On the heels of holidays such as Halloween and Day of the Dead, and prior to the upcoming Veteran’s Day, Endicott College celebrated those who have passed on in a much more reflective manner. The Interfaith Chapel at Endicott College held the campus’ Remembrance Service on Tuesday, November 5th, with doors open to any and all who could attend.
At 12 pm, students, faculty, and anyone who had attended were greeted by an introduction and invocation by Reverend Doctor Gail Cantor. Cantor then introduced President DiSalvo, who gave his brief remarks on remembering loved ones, focusing particularly on his relationship with his grandfather.

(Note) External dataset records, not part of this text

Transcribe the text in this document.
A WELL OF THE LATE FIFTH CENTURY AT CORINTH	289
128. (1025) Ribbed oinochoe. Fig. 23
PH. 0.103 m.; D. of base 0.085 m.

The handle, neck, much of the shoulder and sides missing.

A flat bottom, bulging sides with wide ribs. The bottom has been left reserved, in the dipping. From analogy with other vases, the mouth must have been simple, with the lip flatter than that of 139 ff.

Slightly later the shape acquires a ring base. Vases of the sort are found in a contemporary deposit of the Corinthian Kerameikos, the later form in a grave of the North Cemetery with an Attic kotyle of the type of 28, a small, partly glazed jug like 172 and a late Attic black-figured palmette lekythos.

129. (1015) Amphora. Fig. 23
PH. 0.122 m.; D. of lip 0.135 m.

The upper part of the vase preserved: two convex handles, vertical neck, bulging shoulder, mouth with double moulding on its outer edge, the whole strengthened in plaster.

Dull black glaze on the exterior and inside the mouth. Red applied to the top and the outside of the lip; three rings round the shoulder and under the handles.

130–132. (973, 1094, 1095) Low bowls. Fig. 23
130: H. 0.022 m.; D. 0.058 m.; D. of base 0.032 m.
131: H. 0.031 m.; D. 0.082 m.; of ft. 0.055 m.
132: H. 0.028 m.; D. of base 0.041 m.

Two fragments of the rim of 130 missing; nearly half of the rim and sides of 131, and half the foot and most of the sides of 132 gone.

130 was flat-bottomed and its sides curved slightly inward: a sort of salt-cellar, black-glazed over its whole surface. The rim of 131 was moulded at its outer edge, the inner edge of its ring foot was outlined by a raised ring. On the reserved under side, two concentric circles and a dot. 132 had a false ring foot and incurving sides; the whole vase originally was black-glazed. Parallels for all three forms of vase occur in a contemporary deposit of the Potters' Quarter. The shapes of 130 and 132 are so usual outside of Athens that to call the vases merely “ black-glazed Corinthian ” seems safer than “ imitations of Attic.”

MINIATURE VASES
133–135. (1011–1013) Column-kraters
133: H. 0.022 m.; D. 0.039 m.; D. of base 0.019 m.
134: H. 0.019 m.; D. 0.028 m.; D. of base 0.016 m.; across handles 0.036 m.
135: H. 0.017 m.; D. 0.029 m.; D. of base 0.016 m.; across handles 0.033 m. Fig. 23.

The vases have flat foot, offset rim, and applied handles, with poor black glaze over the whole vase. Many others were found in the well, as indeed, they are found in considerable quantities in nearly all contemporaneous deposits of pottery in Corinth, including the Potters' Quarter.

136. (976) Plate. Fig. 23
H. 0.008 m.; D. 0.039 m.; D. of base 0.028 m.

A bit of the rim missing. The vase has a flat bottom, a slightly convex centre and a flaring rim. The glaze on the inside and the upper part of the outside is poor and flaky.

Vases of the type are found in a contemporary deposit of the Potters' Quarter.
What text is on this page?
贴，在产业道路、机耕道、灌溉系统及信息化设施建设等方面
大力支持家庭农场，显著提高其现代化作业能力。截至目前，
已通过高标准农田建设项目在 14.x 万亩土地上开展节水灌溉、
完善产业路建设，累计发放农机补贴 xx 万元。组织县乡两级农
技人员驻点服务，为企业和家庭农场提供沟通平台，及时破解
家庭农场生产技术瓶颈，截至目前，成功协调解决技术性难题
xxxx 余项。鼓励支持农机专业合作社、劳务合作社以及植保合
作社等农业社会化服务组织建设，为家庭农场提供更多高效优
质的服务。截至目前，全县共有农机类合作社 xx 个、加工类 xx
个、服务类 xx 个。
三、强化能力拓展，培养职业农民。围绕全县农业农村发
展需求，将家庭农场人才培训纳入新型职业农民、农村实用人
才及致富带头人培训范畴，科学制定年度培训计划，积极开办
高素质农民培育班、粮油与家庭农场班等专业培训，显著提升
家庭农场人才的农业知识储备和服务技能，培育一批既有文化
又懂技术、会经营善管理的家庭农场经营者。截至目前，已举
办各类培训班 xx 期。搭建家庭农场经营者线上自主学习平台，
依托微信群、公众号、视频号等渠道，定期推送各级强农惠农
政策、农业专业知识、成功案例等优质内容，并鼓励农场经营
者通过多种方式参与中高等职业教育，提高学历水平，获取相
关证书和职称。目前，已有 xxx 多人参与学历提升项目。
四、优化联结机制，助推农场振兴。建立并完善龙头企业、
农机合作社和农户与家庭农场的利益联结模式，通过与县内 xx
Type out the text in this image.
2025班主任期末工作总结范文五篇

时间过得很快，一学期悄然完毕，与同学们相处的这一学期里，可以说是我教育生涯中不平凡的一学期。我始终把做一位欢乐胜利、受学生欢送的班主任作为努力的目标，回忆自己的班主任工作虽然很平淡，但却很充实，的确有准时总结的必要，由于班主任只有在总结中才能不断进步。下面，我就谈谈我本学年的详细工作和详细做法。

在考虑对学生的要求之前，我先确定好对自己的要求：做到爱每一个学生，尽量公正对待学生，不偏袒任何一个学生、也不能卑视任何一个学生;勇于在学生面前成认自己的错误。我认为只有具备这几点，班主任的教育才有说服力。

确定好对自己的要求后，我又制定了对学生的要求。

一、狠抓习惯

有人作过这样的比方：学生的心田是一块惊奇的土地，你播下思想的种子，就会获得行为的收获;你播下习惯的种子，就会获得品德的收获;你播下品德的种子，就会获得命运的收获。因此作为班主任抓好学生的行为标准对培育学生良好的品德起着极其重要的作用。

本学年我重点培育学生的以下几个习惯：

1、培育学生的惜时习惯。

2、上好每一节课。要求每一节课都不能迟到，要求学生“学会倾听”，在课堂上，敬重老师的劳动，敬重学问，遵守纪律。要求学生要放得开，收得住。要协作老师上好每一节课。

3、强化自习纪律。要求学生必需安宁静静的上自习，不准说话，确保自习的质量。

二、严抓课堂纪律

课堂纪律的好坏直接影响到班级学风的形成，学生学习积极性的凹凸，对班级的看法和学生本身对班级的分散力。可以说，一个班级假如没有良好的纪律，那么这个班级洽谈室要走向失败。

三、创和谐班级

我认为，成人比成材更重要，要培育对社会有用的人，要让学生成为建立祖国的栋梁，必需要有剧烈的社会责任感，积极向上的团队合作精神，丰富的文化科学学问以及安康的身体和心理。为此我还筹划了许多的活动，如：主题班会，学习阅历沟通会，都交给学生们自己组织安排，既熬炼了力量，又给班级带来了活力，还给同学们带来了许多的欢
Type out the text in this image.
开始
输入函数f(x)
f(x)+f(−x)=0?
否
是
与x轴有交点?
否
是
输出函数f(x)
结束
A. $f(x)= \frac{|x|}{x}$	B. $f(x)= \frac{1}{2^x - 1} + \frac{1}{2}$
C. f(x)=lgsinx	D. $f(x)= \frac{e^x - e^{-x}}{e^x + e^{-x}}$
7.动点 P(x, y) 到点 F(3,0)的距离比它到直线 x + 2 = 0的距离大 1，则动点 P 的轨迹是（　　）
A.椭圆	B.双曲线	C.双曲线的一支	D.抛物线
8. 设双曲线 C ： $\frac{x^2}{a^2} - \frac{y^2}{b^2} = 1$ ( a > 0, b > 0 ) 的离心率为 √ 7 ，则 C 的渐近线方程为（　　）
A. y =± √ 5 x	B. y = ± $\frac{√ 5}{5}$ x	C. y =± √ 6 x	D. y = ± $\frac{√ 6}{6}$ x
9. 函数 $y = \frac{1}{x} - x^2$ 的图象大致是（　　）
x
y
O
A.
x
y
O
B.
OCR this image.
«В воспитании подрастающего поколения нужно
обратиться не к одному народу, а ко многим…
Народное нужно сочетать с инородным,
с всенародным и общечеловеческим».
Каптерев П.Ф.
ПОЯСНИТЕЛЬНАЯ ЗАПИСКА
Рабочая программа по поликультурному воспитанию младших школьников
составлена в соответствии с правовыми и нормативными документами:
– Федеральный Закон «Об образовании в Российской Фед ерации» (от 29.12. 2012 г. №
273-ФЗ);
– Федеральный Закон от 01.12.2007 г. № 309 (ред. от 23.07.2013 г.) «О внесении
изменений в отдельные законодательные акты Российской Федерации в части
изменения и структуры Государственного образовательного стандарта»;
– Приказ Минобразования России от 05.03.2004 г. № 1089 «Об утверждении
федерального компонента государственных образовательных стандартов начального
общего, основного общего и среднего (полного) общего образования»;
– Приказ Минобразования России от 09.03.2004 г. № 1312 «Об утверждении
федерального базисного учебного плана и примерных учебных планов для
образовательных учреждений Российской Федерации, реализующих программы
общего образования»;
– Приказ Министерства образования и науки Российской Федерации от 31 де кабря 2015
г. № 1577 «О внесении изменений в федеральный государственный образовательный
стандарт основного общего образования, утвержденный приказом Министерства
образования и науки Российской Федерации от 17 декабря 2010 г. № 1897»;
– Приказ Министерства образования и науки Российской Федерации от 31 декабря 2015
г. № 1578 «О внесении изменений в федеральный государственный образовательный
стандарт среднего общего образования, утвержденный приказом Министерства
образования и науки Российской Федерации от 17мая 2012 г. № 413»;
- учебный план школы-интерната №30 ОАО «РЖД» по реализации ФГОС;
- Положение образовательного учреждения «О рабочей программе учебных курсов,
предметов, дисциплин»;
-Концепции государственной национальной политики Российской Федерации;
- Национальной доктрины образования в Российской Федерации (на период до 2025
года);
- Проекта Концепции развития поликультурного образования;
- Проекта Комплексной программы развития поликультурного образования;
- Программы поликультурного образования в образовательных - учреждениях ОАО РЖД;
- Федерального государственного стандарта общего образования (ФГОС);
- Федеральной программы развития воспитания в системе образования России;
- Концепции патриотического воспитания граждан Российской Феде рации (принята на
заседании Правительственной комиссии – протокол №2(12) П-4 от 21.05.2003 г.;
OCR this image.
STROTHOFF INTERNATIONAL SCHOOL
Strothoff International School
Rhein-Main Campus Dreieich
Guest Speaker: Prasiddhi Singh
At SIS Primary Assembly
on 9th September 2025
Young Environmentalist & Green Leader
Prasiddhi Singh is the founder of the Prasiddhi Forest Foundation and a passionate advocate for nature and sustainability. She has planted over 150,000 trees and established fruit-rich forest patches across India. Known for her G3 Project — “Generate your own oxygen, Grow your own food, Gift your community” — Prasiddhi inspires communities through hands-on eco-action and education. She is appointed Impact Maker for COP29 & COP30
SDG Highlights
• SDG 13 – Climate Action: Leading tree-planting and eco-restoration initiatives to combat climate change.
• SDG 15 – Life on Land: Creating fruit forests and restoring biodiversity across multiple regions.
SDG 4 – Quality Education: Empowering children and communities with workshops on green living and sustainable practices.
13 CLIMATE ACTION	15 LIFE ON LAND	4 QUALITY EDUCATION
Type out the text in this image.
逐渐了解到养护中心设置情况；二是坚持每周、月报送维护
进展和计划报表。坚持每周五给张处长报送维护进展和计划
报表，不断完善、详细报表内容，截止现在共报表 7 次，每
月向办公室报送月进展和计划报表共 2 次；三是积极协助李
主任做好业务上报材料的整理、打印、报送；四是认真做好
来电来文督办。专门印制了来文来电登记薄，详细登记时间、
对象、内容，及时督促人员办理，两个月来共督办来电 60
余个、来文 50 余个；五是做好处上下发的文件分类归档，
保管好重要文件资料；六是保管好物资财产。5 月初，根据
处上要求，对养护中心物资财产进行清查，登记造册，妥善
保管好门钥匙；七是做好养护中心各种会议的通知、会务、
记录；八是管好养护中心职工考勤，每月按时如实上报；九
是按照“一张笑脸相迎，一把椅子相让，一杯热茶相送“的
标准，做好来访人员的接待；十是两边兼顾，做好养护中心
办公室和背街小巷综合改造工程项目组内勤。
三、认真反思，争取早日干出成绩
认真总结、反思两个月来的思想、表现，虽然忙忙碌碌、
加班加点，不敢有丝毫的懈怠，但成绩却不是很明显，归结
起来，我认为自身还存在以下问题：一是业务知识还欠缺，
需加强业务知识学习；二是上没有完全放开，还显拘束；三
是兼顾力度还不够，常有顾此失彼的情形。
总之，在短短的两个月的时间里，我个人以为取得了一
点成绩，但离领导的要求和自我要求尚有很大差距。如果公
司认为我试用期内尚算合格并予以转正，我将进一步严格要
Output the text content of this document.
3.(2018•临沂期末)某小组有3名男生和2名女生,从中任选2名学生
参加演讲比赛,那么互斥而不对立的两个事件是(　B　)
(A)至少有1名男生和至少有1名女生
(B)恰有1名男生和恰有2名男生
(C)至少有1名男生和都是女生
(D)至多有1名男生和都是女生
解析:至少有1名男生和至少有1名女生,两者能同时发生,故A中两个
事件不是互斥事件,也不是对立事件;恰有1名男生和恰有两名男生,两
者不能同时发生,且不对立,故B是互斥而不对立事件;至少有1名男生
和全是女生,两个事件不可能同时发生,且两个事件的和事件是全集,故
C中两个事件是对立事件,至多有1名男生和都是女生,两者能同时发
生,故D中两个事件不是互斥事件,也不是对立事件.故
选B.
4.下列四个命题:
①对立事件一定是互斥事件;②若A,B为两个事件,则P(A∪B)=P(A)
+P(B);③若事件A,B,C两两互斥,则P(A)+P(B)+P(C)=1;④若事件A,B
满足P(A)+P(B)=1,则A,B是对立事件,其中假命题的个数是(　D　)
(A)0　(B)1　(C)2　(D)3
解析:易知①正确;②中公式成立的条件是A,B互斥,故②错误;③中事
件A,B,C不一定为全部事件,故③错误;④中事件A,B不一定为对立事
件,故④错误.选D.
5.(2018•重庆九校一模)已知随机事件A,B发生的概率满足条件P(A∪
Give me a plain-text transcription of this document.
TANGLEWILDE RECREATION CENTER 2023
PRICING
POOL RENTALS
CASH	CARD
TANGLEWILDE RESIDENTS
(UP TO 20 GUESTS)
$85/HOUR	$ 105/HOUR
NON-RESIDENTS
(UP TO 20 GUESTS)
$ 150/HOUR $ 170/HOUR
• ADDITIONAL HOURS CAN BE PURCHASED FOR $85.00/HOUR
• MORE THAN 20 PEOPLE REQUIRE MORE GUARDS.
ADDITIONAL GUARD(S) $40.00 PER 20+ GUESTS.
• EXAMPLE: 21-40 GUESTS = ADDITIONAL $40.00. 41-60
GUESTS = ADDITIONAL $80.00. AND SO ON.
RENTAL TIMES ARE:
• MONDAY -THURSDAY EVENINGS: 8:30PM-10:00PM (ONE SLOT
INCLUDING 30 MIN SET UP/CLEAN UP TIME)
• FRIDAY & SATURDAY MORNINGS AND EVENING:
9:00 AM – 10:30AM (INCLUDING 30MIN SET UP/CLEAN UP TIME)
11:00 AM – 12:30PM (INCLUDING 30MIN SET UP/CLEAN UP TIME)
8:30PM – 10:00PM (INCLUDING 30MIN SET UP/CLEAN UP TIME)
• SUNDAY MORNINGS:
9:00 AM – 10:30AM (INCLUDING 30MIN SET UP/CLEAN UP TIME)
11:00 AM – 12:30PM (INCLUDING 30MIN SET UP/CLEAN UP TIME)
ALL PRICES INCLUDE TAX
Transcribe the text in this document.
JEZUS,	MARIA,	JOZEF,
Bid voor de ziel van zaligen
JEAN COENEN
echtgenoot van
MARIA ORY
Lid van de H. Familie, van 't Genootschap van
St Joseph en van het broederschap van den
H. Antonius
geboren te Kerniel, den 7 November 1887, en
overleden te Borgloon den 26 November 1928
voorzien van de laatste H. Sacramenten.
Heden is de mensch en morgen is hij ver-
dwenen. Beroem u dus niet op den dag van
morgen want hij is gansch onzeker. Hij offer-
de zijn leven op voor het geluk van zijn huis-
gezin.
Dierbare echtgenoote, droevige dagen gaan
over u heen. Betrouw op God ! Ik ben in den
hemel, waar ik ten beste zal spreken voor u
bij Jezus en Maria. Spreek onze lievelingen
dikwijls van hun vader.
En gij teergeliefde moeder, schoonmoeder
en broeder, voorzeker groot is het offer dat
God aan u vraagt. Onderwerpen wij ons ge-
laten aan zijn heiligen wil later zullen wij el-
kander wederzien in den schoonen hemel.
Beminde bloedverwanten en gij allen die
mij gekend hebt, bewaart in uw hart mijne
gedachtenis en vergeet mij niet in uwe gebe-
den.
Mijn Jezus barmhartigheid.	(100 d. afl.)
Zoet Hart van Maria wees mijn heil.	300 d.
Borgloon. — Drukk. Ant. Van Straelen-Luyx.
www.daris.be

DiSalvo also spoke on taking time to enjoy peace and quiet, especially when remembering loved ones. He offered some advice on taking time to reflect, reminding those in attendance that “all of our phones have an off switch”. His point was further emphasized by the ringing of an audience member’s cell phone, not 10 seconds after DiSalvo’s advice.
The rest of the service consisted of musical selections, poetry readings, and even a reading of loved ones’ names submitted by the Endicott College Community. These moments were broken up by reflections from Reverend Dr. Cantor, offering a moment of silence and breaks from the emotional performances.
The musical selections were performed by Members of The Endicott SIngers and Constellation (Endicott’s Interfaith Music Ensemble). Songs included Musker and Kamen’s “Requiem for a Soldier,'' Jean Sibelius’ “This is My Song”, and even the traditional Jamaican song “T’ink of Me”.
Poetry was read aloud by Alyssa Laurenza of Student Activities and student Meaghan Onnembo, respectively reading “Epitaph” by Merrit Malloy and “Do Not Stand At My Grave and Weep” by Mary Elizabeth Frye.
Onnembo, on her experience as a performer for the service, mentioned how it was “both enlightening and sad as you reflect on those who have passed on. You're able to remember them in the best way possible, especially with this service and the sense of community”
In closing, audience members were asked to light a candle at the end of the room, one for each person they happened to be holding close in their memory. As the lighter passed down the chapel from hand to hand, the faces of the Endicott Community did not reflect that of sadness or longing. Rather, this close handful of the community seemed accepting and at peace.